Mr. Speaker, we firmly agree with and support the principle of equal pay for equal work.

The past Liberal government used to force women into court and, in fact, for years forced them to wait for fair compensation. We do not think that is the right way to treat women in these situations, so our Public Sector Equitable Compensation Act allows for these issues to be dealt with right up front, right in the bargaining process.

We do not think women should be forced to wait. We do not know why the Leader of the Opposition and the Liberals want to force them for years to wait for fair compensation.

Human Rights
Oral Questions

2:55 p.m.

Liberal

Borys Wrzesnewskyj Etobicoke Centre, ON

Mr. Speaker, on September 23 the Prime Minister met Ukrainian President Yanukovych under whom democratic and human rights transgressions are regularly occurring: intimidation of media, restrictions to freedom of assembly, tampering with election rules, secret police even pressuring university rectors to spy on students.

Sadly, the Prime Minister did not make clear that Canada stands united with Ukrainians who demonstrated their will to be a free democratic state during the Orange Revolution. Will he do so on October 25 while meeting with the president in Kyiv?

Human Rights
Oral Questions

2:55 p.m.

Thornhill
Ontario

Conservative

Peter Kent Minister of State of Foreign Affairs (Americas)

Mr. Speaker, the short answer is yes. We do have concerns about the encroachment of fundamental democratic freedoms in Ukraine, and yes, the Prime Minister will raise those concerns during his visit.

Transportation
Oral Questions

2:55 p.m.

Bloc

Robert Bouchard Chicoutimi—Le Fjord, QC

Mr. Speaker, the National Assembly unanimously adopted a motion calling on the federal government to respect its commitment to pay for 50% of the cost of Highway 175 between Quebec City and Saguenay.
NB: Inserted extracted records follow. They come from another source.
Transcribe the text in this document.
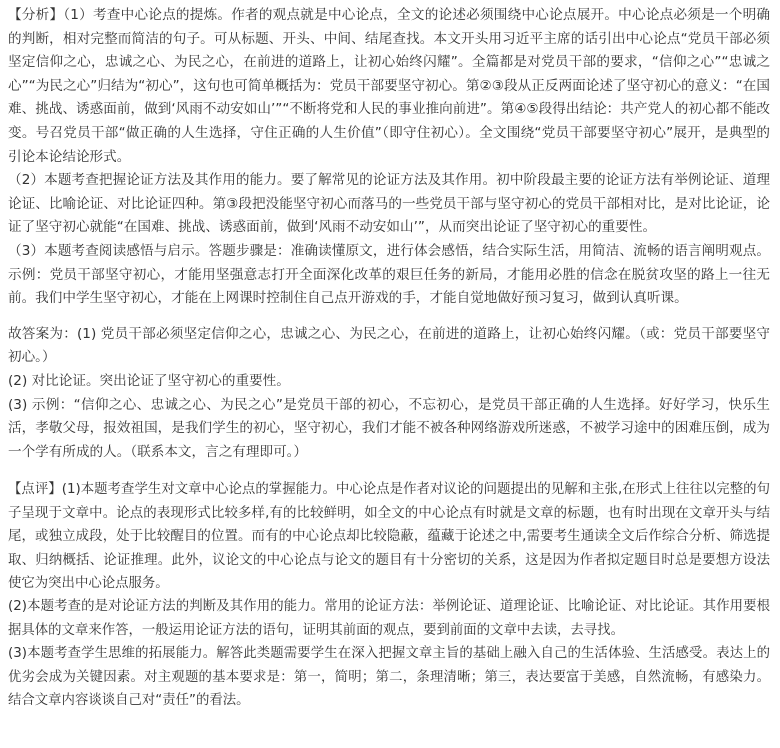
【分析】（1）考查中心论点的提炼。作者的观点就是中心论点，全文的论述必须围绕中心论点展开。中心论点必须是一个明确的判断，相对完整而简洁的句子。可从标题、开头、中间、结尾查找。本文开头用习近平主席的话引出中心论点“党员干部必须坚定信仰之心，忠诚之心、为民之心，在前进的道路上，让初心始终闪耀”。全篇都是对党员干部的要求，“信仰之心”“忠诚之心”“为民之心”归结为“初心”，这句也可简单概括为：党员干部要坚守初心。第②③段从正反两面论述了坚守初心的意义：“在国难、挑战、诱惑面前，做到‘风雨不动安如山’”“不断将党和人民的事业推向前进”。第④⑤段得出结论：共产党人的初心都不能改变。号召党员干部“做正确的人生选择，守住正确的人生价值”（即守住初心）。全文围绕“党员干部要坚守初心”展开，是典型的引论本论结论形式。

（2）本题考查把握论证方法及其作用的能力。要了解常见的论证方法及其作用。初中阶段最主要的论证方法有举例论证、道理论证、比喻论证、对比论证四种。第③段把没能坚守初心而落马的一些党员干部与坚守初心的党员干部相对比，是对比论证，论证了坚守初心就能“在国难、挑战、诱惑面前，做到‘风雨不动安如山’”，从而突出论证了坚守初心的重要性。

（3）本题考查阅读感悟与启示。答题步骤是：准确读懂原文，进行体会感悟，结合实际生活，用简洁、流畅的语言阐明观点。示例：党员干部坚守初心，才能用坚强意志打开全面深化改革的艰巨任务的新局，才能用必胜的信念在脱贫攻坚的路上一往无前。我们中学生坚守初心，才能在上网课时控制住自己点开游戏的手，才能自觉地做好预习复习，做到认真听课。

故答案为：(1) 党员干部必须坚定信仰之心，忠诚之心、为民之心，在前进的道路上，让初心始终闪耀。（或：党员干部要坚守初心。）

(2) 对比论证。突出论证了坚守初心的重要性。

(3) 示例：“信仰之心、忠诚之心、为民之心”是党员干部的初心，不忘初心，是党员干部正确的人生选择。好好学习，快乐生活，孝敬父母，报效祖国，是我们学生的初心，坚守初心，我们才能不被各种网络游戏所迷惑，不被学习途中的困难压倒，成为一个学有所成的人。（联系本文，言之有理即可。）

【点评】(1)本题考查学生对文章中心论点的掌握能力。中心论点是作者对议论的问题提出的见解和主张,在形式上往往以完整的句子呈现于文章中。论点的表现形式比较多样,有的比较鲜明，如全文的中心论点有时就是文章的标题，也有时出现在文章开头与结尾，或独立成段，处于比较醒目的位置。而有的中心论点却比较隐蔽，蕴藏于论述之中,需要考生通读全文后作综合分析、筛选提取、归纳概括、论证推理。此外，议论文的中心论点与论文的题目有十分密切的关系，这是因为作者拟定题目时总是要想方设法使它为突出中心论点服务。

(2)本题考查的是对论证方法的判断及其作用的能力。常用的论证方法：举例论证、道理论证、比喻论证、对比论证。其作用要根据具体的文章来作答，一般运用论证方法的语句，证明其前面的观点，要到前面的文章中去读，去寻找。

(3)本题考查学生思维的拓展能力。解答此类题需要学生在深入把握文章主旨的基础上融入自己的生活体验、生活感受。表达上的优劣会成为关键因素。对主观题的基本要求是：第一，简明；第二，条理清晰；第三，表达要富于美感，自然流畅，有感染力。结合文章内容谈谈自己对“责任”的看法。
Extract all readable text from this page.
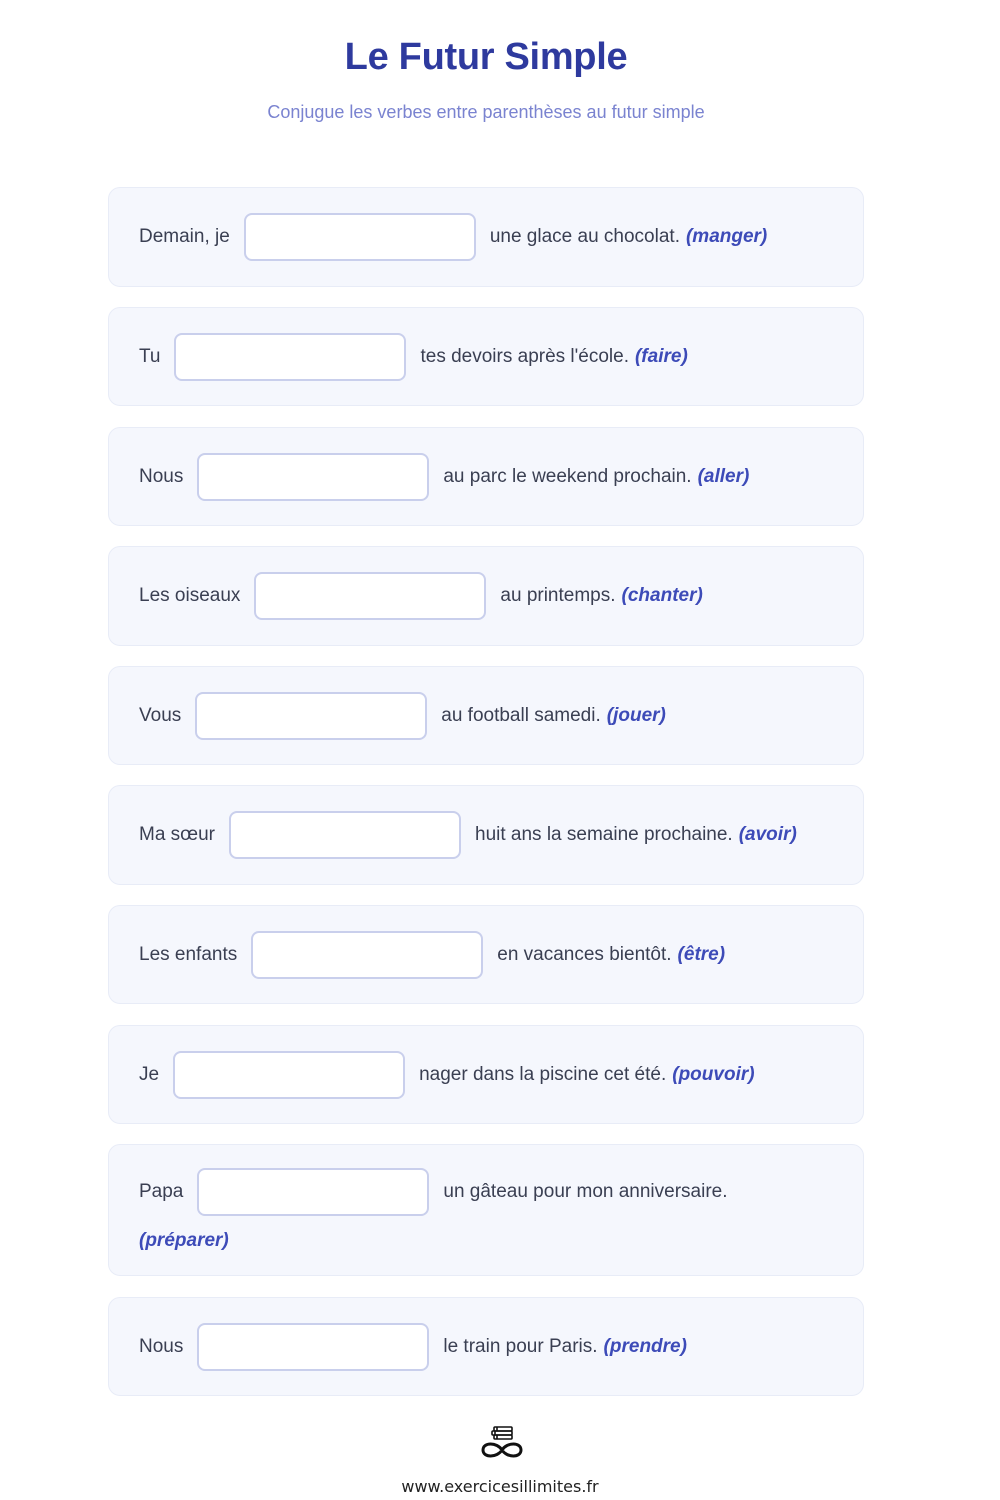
Le Futur Simple
Conjugue les verbes entre parenthèses au futur simple
Demain, je	une glace au chocolat. (manger)
Tu	tes devoirs après l'école. (faire)
Nous	au parc le weekend prochain. (aller)
Les oiseaux	au printemps. (chanter)
Vous	au football samedi. (jouer)
Ma sœur	huit ans la semaine prochaine. (avoir)
Les enfants	en vacances bientôt. (être)
Je	nager dans la piscine cet été. (pouvoir)
Papa	un gâteau pour mon anniversaire.
(préparer)
Nous	le train pour Paris. (prendre)
www.exercicesillimites.fr
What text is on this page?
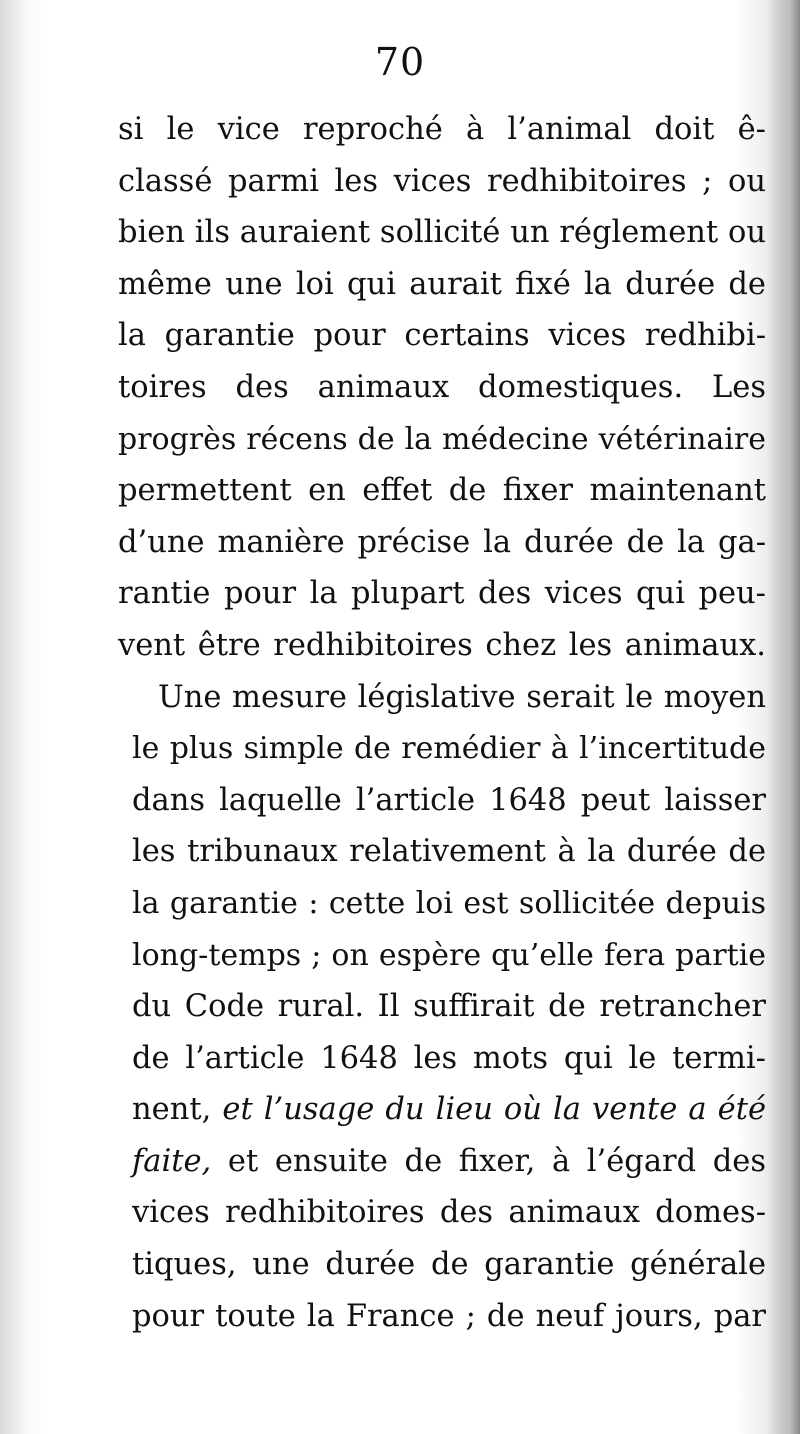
70
si le vice reproché à l’animal doit ê-
classé parmi les vices redhibitoires ; ou
bien ils auraient sollicité un réglement ou
même une loi qui aurait fixé la durée de
la garantie pour certains vices redhibi-
toires des animaux domestiques. Les
progrès récens de la médecine vétérinaire
permettent en effet de fixer maintenant
d’une manière précise la durée de la ga-
rantie pour la plupart des vices qui peu-
vent être redhibitoires chez les animaux.
Une mesure législative serait le moyen
le plus simple de remédier à l’incertitude
dans laquelle l’article 1648 peut laisser
les tribunaux relativement à la durée de
la garantie : cette loi est sollicitée depuis
long-temps ; on espère qu’elle fera partie
du Code rural. Il suffirait de retrancher
de l’article 1648 les mots qui le termi-
nent, et l’usage du lieu où la vente a été
faite, et ensuite de fixer, à l’égard des
vices redhibitoires des animaux domes-
tiques, une durée de garantie générale
pour toute la France ; de neuf jours, par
Given the importance of Highway 175 for the economic development of Saguenay-Lac-Saint-Jean, will the Minister of Transport, Infrastructure and Communities undertake to split 50-50, with the Government of Quebec, the total cost of Highway 175?

Transportation
Oral Questions

3 p.m.

Chilliwack—Fraser Canyon
B.C.

Conservative

Chuck Strahl Minister of Transport

Mr. Speaker, it is in black and white. I have a copy of the agreement between the Governments of Canada and Quebec. It states that the respective contribution to the project of Canada and Quebec will be 50% of eligible expenses, up to $262 million each, for the first phase of the project.

In fact, we not only committed to this and paid this; we have also funded 50% of phase two of the project. We have not only met the terms of the agreement; we have exceeded them.